Parce que si des cocktails fynbos et même des sushis biltong sont disponibles autour de la ville, l’Afrique du Sud, un pays de 11 langues officielles, n’a toujours pas une idée réelle de ce qu’est sa cuisine nationale. L’apartheid considérait que toute tradition non-blanche n’était pas pertinente, de sorte que le monde riche de la cuisine du Cap Malais, de l’Indien, du Zoulou, du Xhosa et du Khoisan était systématiquement ignoré. Quelque 22 ans plus tard, le pays souffre toujours de cet héritage.

« Une cuisine nationale est le produit d’une culture nationale partagée – et c’est quelque chose qui est encore en développement en Afrique du Sud.

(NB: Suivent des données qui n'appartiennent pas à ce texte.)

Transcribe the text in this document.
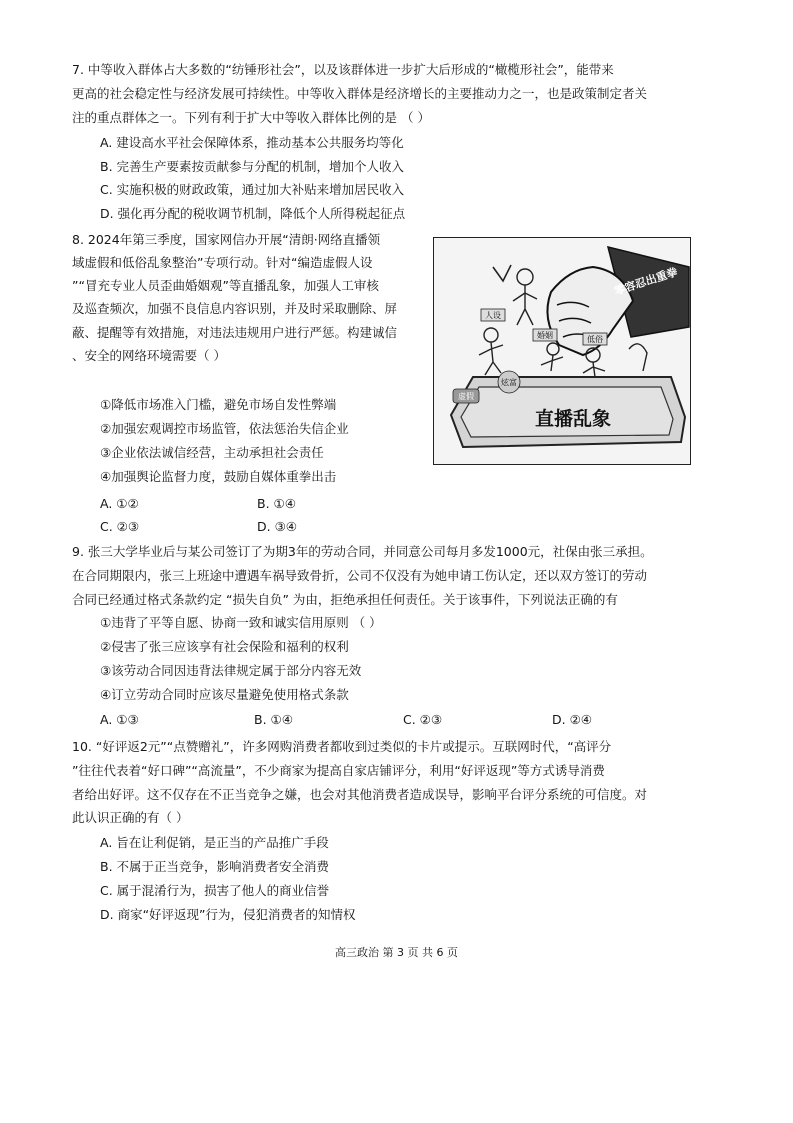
7. 中等收入群体占大多数的“纺锤形社会”，以及该群体进一步扩大后形成的“橄榄形社会”，能带来
更高的社会稳定性与经济发展可持续性。中等收入群体是经济增长的主要推动力之一，也是政策制定者关
注的重点群体之一。下列有利于扩大中等收入群体比例的是 （ ）
A. 建设高水平社会保障体系，推动基本公共服务均等化
B. 完善生产要素按贡献参与分配的机制，增加个人收入
C. 实施积极的财政政策，通过加大补贴来增加居民收入
D. 强化再分配的税收调节机制，降低个人所得税起征点
8. 2024年第三季度，国家网信办开展“清朗·网络直播领
域虚假和低俗乱象整治”专项行动。针对“编造虚假人设
”“冒充专业人员歪曲婚姻观”等直播乱象，加强人工审核
及巡查频次，加强不良信息内容识别，并及时采取删除、屏
蔽、提醒等有效措施，对违法违规用户进行严惩。构建诚信
、安全的网络环境需要（ ）
①降低市场准入门槛，避免市场自发性弊端
②加强宏观调控市场监管，依法惩治失信企业
③企业依法诚信经营，主动承担社会责任
④加强舆论监督力度，鼓励自媒体重拳出击
A. ①②	B. ①④
C. ②③	D. ③④
直播乱象
零容忍出重拳
人设
婚姻	低俗
炫富
虚假
9. 张三大学毕业后与某公司签订了为期3年的劳动合同，并同意公司每月多发1000元，社保由张三承担。
在合同期限内，张三上班途中遭遇车祸导致骨折，公司不仅没有为她申请工伤认定，还以双方签订的劳动
合同已经通过格式条款约定 “损失自负” 为由，拒绝承担任何责任。关于该事件，下列说法正确的有
①违背了平等自愿、协商一致和诚实信用原则 （ ）
②侵害了张三应该享有社会保险和福利的权利
③该劳动合同因违背法律规定属于部分内容无效
④订立劳动合同时应该尽量避免使用格式条款
A. ①③	B. ①④	C. ②③	D. ②④
10. “好评返2元”“点赞赠礼”，许多网购消费者都收到过类似的卡片或提示。互联网时代，“高评分
”往往代表着“好口碑”“高流量”，不少商家为提高自家店铺评分，利用“好评返现”等方式诱导消费
者给出好评。这不仅存在不正当竞争之嫌，也会对其他消费者造成误导，影响平台评分系统的可信度。对
此认识正确的有（ ）
A. 旨在让利促销，是正当的产品推广手段
B. 不属于正当竞争，影响消费者安全消费
C. 属于混淆行为，损害了他人的商业信誉
D. 商家“好评返现”行为，侵犯消费者的知情权
高三政治 第 3 页 共 6 页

Ce que je peux dire, c’est que presque tous les Sud-Africains de la plupart des groupes sociaux partagent l’amour de la viande rouge et la cuisine sur charbons », explique Jean-Paul Rossouw, qui écrit les guides alimentaires de Roussow’s Restaurants. « Ceci est fait à la fois lentement (potjie) et rapidement (le braai bien-aimé). »

Le retour à la cuisson traditionnelle à flamme nue s’est répandu comme une traînée de poudre autour de la ville, des steakhouses haut de gamme comme le Marble à Sandton aux joints hipster tels que le Che à Maboneng, un grill argentin où la riche odeur de viande envahit la pièce.

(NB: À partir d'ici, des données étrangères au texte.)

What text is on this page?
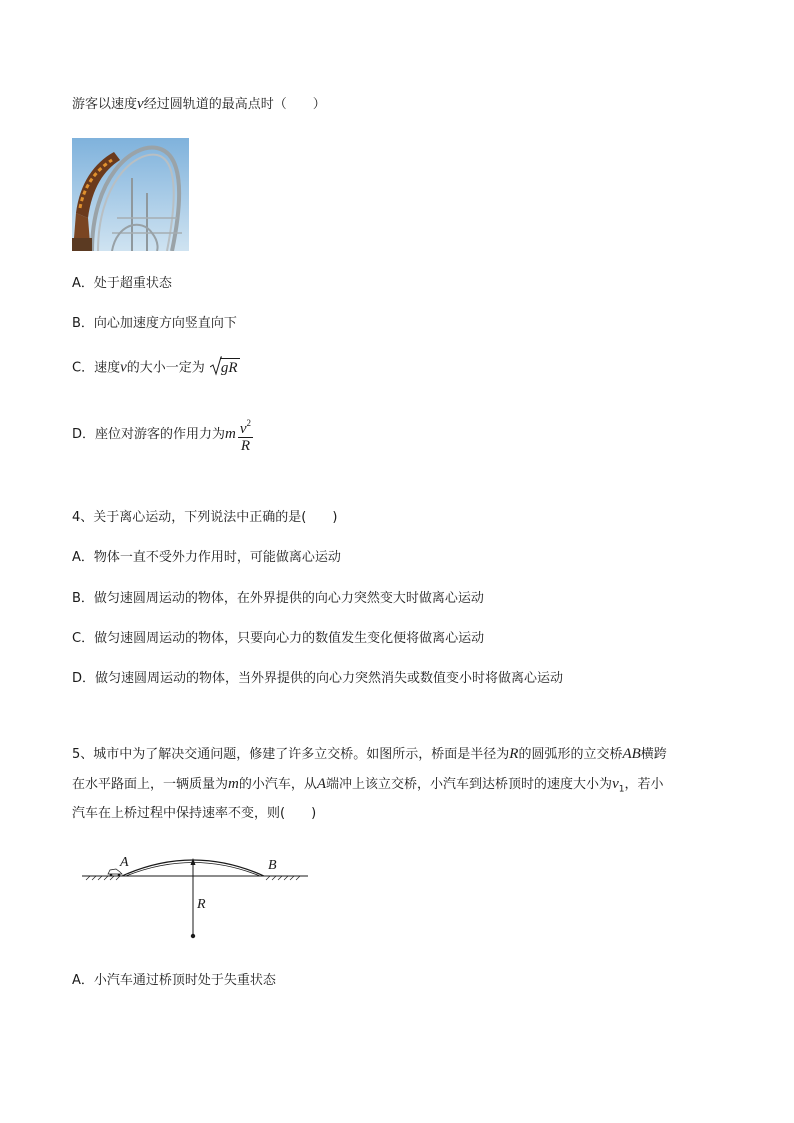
游客以速度v经过圆轨道的最高点时（　　）
A．处于超重状态
B．向心加速度方向竖直向下
C．速度v的大小一定为 gR
D．座位对游客的作用力为m $\frac{v^2}{R}$
4、关于离心运动，下列说法中正确的是(　　)
A．物体一直不受外力作用时，可能做离心运动
B．做匀速圆周运动的物体，在外界提供的向心力突然变大时做离心运动
C．做匀速圆周运动的物体，只要向心力的数值发生变化便将做离心运动
D．做匀速圆周运动的物体，当外界提供的向心力突然消失或数值变小时将做离心运动
5、城市中为了解决交通问题，修建了许多立交桥。如图所示，桥面是半径为R的圆弧形的立交桥AB横跨
在水平路面上，一辆质量为m的小汽车，从A端冲上该立交桥，小汽车到达桥顶时的速度大小为$v_1$，若小
汽车在上桥过程中保持速率不变，则(　　)
A	B
R
A．小汽车通过桥顶时处于失重状态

« Pendant des années, les gens de Joburg se sont contentés de la médiocrité », explique Steve Steinfeld, du blog The Joburg Foodie. « Les gens ne savaient pas qu’ils pouvaient et devaient s’attendre à mieux, mais des endroits comme Marble suscitent vraiment ces attentes. »

Mais comme toutes les grandes villes du monde, Johannesburg n’est pas à l’abri des tendances alimentaires puissantes qui balayent le globe: cuisiner avec des produits locaux de saison et réduire le gaspillage au strict minimum deviennent de plus en plus importants.

« Le truc avec toutes ces tendances », explique Trapido. « Est-ce qu’ils sont tous plutôt dérivés – au Cap, les restaurants imitent tout ce qui était grand à Londres il y a quelques années. Après tout, la recherche de nourriture et l’alimentation du nez-à-queue peuvent être à la mode – mais ils n’ont rien de nouveau. C’est ce qu’on appelle le déjeuner à Soweto.”